Monday, October 4, 2010

Digital Nation

Digital Nation

This video was assigned to us in our online class this past week.  It's a full-fledged documentary (about an hour and a half long) and it brings up a lot of interesting points.  As someone who feels stuck between this digital age and "the old days," I am really fascinated to hear about this new generation that has grown up never knowing anything other than always being connected.  According to this video, I am an "immigrant" to this world: as connected as I feel, I'm not a digital native like these young people. ...That makes me feel old.

The section on the middle school in the Bronx fascinated me.  It doesn't surprise me one bit that after getting laptops and access to technology in school that they were more engaged and gang activity went down.  The projects that were being done with technology are just more engaging for students, and technology is enhancing their learning of the material.

On the flip side...the next section talks about how students are becoming "dumber."  Their academic capabilities aren't the same as they used to be.  Teachers cannot assign novels longer than 200 pages because student simply don't have the attention span and won't read it.  Students no longer write essays...they write in paragraphs.  They are too distracted, too busy, to sit down and write more than one paragraph at a time.  This is the negative of the digital nation, and this is what worries me.  Why can we not have the best of both worlds--the positives we are seeing at places like the middle school in the Bronx, but also still being able to write and read a book proficiently?

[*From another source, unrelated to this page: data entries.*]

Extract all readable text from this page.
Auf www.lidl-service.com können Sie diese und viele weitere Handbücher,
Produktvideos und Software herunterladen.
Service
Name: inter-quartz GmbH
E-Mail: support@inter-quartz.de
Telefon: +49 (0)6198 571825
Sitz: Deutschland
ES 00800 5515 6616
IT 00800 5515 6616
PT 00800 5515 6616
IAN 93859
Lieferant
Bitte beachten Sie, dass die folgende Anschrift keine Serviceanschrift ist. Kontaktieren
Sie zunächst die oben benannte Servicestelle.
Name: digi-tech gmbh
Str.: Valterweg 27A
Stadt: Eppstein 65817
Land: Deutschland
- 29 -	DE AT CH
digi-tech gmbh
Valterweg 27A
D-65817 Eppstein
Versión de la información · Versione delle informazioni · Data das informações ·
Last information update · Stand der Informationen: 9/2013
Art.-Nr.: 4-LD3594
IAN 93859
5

There will always be positives and negatives--it all depends on how you let it into your life.  I feel grateful that I am at an age where I have been able to embrace technology and it has affected my life greatly, but that I know what it is like to live without it--there was life before technology, and it was pretty good.  We all got along without it.  But that was in a different time, with a different generation.  I am trying to embrace the fact that there are people who don't know what that's like.